While making it to law school is tough, sticking with the programme is no less challenging, the first batch of law students at the Singapore University of Social Sciences (SUSS) found out.
Of the 60 pioneer SUSS law students enrolled last year, seven have dropped out or deferred their studies due to job pressures and family commitments.
The programme, which runs as a four to five-year course, is the only one to offer a full-load law degree with classes at night to cater to working adults.
The SUSS law school - where the average age of students is in the late 30s - was set up in 2016 to address a shortage of lawyers in criminal and family law.
On top of a heavy study load, many of the students have had to juggle work and family while attending night classes.
Professor Leslie Chew, the school's dean and a Senior Counsel, said: "I would be worried if there's no attrition, it would mean our standards are not good enough."
Of the seven who dropped out, two did not meet the minimum grade point average (GPA) to progress to the second year, three withdrew and two deferred for reasons that include work commitments such as being posted overseas.

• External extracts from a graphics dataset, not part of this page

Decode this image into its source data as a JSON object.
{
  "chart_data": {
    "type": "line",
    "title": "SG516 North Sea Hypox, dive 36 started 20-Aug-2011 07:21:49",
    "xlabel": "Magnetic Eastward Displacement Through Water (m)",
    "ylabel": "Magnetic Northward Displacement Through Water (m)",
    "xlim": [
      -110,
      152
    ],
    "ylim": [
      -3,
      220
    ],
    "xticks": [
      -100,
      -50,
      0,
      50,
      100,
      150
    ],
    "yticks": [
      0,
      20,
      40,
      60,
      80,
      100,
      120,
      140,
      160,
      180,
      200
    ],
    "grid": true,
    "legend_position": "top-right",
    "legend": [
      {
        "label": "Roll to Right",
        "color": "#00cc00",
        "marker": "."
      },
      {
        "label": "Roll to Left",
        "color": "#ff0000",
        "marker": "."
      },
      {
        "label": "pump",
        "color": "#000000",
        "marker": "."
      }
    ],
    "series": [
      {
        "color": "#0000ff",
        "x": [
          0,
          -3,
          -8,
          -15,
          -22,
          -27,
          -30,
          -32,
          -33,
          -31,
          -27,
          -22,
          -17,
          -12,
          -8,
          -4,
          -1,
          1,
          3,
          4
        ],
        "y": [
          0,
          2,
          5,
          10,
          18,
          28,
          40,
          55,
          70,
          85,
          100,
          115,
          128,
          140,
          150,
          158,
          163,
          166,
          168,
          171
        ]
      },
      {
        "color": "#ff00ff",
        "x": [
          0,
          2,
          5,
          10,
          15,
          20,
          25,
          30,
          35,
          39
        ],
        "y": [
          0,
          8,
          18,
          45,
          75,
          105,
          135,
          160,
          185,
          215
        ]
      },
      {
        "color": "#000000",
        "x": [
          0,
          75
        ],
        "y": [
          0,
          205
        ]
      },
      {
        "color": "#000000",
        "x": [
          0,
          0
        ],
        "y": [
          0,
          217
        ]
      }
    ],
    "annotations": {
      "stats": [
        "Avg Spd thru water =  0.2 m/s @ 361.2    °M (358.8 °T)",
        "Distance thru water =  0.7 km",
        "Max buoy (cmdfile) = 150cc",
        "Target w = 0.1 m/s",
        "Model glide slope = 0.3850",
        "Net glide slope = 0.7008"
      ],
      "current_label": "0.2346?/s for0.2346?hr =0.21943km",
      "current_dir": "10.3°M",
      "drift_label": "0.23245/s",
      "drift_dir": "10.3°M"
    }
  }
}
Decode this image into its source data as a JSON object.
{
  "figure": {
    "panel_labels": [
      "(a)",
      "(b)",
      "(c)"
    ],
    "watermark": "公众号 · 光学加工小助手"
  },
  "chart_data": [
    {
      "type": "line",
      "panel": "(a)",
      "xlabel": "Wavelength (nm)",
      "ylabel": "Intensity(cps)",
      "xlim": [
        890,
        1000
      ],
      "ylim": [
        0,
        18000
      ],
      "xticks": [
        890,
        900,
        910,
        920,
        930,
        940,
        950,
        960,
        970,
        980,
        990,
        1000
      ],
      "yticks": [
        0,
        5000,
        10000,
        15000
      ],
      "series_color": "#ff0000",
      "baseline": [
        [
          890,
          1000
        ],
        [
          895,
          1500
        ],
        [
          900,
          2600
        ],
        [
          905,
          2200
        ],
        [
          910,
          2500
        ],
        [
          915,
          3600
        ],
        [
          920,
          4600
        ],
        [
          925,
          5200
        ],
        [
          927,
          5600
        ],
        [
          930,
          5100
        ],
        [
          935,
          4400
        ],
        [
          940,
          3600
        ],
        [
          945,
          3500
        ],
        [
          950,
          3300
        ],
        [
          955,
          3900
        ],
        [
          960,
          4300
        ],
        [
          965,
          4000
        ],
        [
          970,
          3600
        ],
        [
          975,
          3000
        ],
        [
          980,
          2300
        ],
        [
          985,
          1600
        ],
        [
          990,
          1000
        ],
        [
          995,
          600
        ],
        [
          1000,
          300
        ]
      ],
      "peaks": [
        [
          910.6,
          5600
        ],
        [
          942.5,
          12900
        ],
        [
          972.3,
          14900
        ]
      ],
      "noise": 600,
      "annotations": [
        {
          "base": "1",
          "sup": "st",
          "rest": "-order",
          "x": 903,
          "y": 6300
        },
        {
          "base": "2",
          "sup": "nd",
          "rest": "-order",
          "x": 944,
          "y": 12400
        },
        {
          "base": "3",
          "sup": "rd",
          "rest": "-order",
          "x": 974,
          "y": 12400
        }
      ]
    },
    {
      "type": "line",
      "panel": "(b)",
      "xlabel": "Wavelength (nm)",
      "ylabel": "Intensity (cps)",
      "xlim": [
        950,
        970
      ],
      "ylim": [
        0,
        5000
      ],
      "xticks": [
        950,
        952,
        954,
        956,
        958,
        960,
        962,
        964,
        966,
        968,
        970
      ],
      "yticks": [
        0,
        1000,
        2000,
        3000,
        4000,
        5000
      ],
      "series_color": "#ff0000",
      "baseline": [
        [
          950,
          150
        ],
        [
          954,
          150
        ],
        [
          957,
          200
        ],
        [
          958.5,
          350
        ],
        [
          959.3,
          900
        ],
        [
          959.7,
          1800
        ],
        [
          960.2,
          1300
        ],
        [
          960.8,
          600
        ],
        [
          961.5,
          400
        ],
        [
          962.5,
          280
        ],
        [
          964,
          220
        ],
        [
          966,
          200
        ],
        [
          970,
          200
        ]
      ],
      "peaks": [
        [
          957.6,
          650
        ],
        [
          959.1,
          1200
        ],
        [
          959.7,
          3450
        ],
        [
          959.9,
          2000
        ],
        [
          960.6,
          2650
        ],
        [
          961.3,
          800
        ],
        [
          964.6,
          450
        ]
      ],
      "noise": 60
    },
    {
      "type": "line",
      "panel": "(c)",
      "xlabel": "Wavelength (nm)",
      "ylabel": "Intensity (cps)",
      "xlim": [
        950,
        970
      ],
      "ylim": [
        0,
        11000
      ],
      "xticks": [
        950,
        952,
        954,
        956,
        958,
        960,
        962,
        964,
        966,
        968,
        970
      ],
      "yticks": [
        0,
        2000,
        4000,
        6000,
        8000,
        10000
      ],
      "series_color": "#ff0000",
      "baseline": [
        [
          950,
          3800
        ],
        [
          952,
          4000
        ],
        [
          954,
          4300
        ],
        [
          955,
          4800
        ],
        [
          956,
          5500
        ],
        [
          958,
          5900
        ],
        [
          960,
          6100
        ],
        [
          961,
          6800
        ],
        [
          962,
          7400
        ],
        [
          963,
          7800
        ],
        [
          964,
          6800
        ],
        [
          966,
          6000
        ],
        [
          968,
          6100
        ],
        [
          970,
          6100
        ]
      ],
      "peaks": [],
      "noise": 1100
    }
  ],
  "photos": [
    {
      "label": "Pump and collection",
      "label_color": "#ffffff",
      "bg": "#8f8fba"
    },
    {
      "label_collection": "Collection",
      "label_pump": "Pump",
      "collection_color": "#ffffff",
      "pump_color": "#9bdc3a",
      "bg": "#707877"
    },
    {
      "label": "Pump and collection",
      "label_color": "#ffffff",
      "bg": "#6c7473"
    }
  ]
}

The programme, which runs as a four to five-year course, is the only one to offer a full-load law degree with classes at night to cater to working adults. The SUSS law school - where the average age of students is in the late 30s - was set up in 2016 to address a shortage of lawyers in criminal and family law.
One of those who deferred is returning next year to continue his studies. All 64 students in the second batch are still in the course.
Students have to hit a GPA of 3 out of 5 in every semester to continue in the course.
But they need a GPA of at least 3.5 upon graduation to qualify as professional lawyers, just like graduates from the two other law schools at National University of Singapore and Singapore Management University.
The students also face financial pressures. In the Juris Doctor (JD) programme, for those already armed with other degrees, students have to pay more than $160,000 in tuition fees in total.
These students do not receive a government subsidy as they would have already enjoyed it while studying at the other local universities.
For those who undertake the programme as their first degree, they pay about $39,000 to $46,000 in total, with government subsidies.
Prof Chew said the university is working hard to get more financial aid for students who do not qualify for the government tuition grant.
About half of those in the JD programme fall into this group. "Our fees are not low, and for some of our students who have worked for 20 years, supporting children and are self-funding, it comes as a great sacrifice," said Prof Chew.
From next year, a handful of students can benefit from the Choor Singh Study Award and the Irene Tan Liang Kheng Scholarship Award, made possible by recent donations.
Currently, at least three students are recipients of study awards from the Ministry of Law, which provides $60,000 to $75,000, depending on the course, to Singaporeans who are not eligible for government tuition grants.
But Prof Chew said the law school will work closely with the university's newly set up Advancement Office to source more funding and book prizes, for instance.
Amid concern about young lawyers leaving the industry too soon, he believes his students - many of whom are paralegals or have experience in family or criminal law - will stay the course because they made a deliberate decision to come into law.
He said: "They've invested so much money and their lives. They're not young kids with parents underwriting everything.
"They are the people who always wanted to be a lawyer but couldn't get into NUS... So they have kept their dream.
"I have great respect for my students because these are guys and girls who came the hard way."